What if we had no structure that coordinated all our clocks? Of course humans have marked the passing of time. But, the clock that we look at is a modern construct. Clocks across the world being coordinated is even more recent. Like with everything else that we humans have created for ourselves, we don't pause to consider our relationship with the clock that we invented:
[Kevin] Birth is one of a growing chorus of philosophers, social scientists, authors and artists who, for various reasons, are arguing that we need to urgently reassess our relationship with the clock. The clock, they say, does not measure time; it produces it. “Coordinated time is a mathematical construct, not the measure of a specific phenomenon,” Birth wrote in his book “Objects of Time.” That mathematical construct has been shaped over centuries by science, yes, but also power, religion, capitalism and colonialism. The clock is extremely useful as a social tool that helps us coordinate ourselves around the things we care about, but it is also deeply politically charged. And like anything political, it benefits some, marginalizes others and blinds us from a true understanding of what is really going on.
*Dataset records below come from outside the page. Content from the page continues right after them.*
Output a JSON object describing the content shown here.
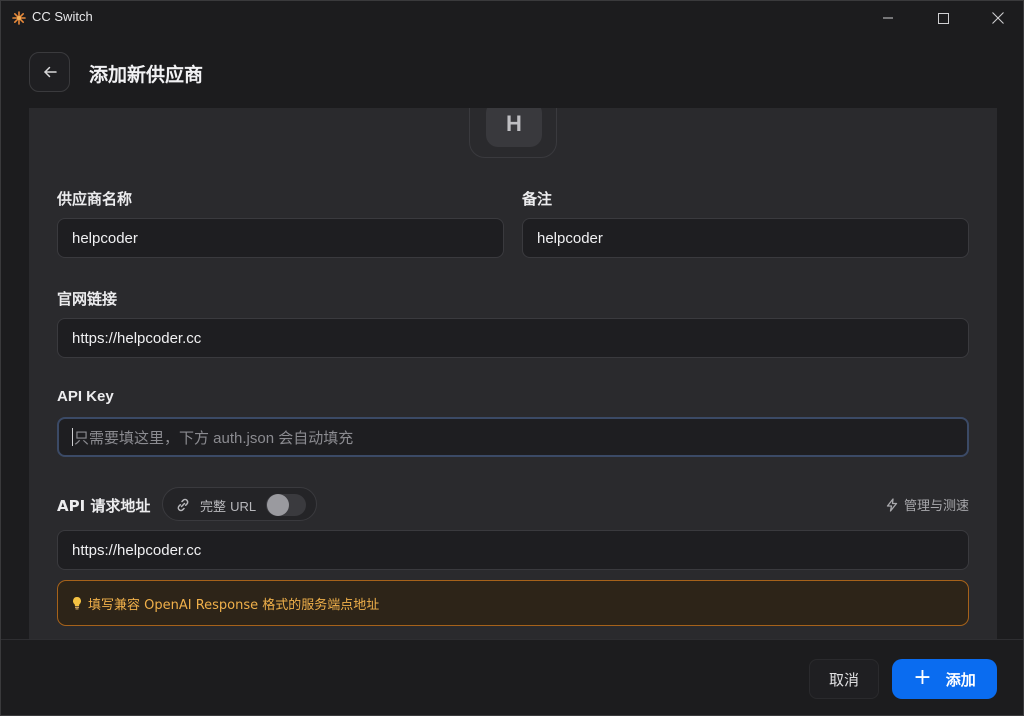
{
  "window": {
    "title": "CC Switch",
    "app_icon": "sunburst-icon"
  },
  "header": {
    "back_icon": "arrow-left-icon",
    "title": "添加新供应商"
  },
  "form": {
    "avatar_letter": "H",
    "provider_name": {
      "label": "供应商名称",
      "value": "helpcoder"
    },
    "note": {
      "label": "备注",
      "value": "helpcoder"
    },
    "website": {
      "label": "官网链接",
      "value": "https://helpcoder.cc"
    },
    "api_key": {
      "label": "API Key",
      "value": "",
      "placeholder": "只需要填这里，下方 auth.json 会自动填充"
    },
    "endpoint": {
      "label": "API 请求地址",
      "full_url_toggle_label_cjk": "完整",
      "full_url_toggle_label_latin": "URL",
      "full_url_enabled": false,
      "manage_link": "管理与测速",
      "value": "https://helpcoder.cc",
      "hint": "填写兼容 OpenAI Response 格式的服务端点地址"
    }
  },
  "footer": {
    "cancel_label": "取消",
    "add_label": "添加"
  },
  "colors": {
    "accent": "#0a6cf0",
    "warning": "#f0b04a",
    "warning_border": "#a6621a"
  }
}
So, what is really going on?
The more we synchronize ourselves with the time in clocks, the more we fall out of sync with our own bodies and the world around us. Borrowing a term from the environmentalist Bill McKibben, Michelle Bastian, a senior lecturer at Edinburgh University and editor of the academic journal Time & Society, has argued that clocks have made us “fatally confused” about the nature of time.
The confusion shows up in daily and long-term behaviors. Ordering young ones to bed, for instance, when it is still light outside during these long summer days is as odd as waking up teenagers at six on cold and dark winter mornings so that they can get to school at eight! We fall out of sync with our own bodies and the world around us. Our construct of time through the clock also warps our understanding of long-term issues like the build up of greenhouse gases in the atmosphere and climate change.
"For thousands of years, most human societies have accepted and moved in
harmony with the irregular rhythms of nature, using the sun, moon and
stars to understand the passage of time." Nature has rhythms, yes, but is not bound by the seconds of the clocks that we use. While we debate about the "daylight time" versus "standard time" of the clock, it has no effect on the flora and the fauna around us, which is why farmers operate on a different schedule from us urban dwellers. Cows have to be milked not when the daylight savings clock-time says they have to be milked!
We live in a strange world in which we even have meetings in which people across the world participate, which means that some of the participants are interrupting their sleep and dinner and sex and whatever in order to be at the meetings. And then we wonder why we have physical and health problems!
There's no going back to a way of life without clocks that are coordinated. There's no possibility of operating with a local measure of the passing of time that depends on the movement of the sun and the moon, and our minds and bodies responding to the local stimuli. But, we should certainly assess our own relationship with the clock that controls us.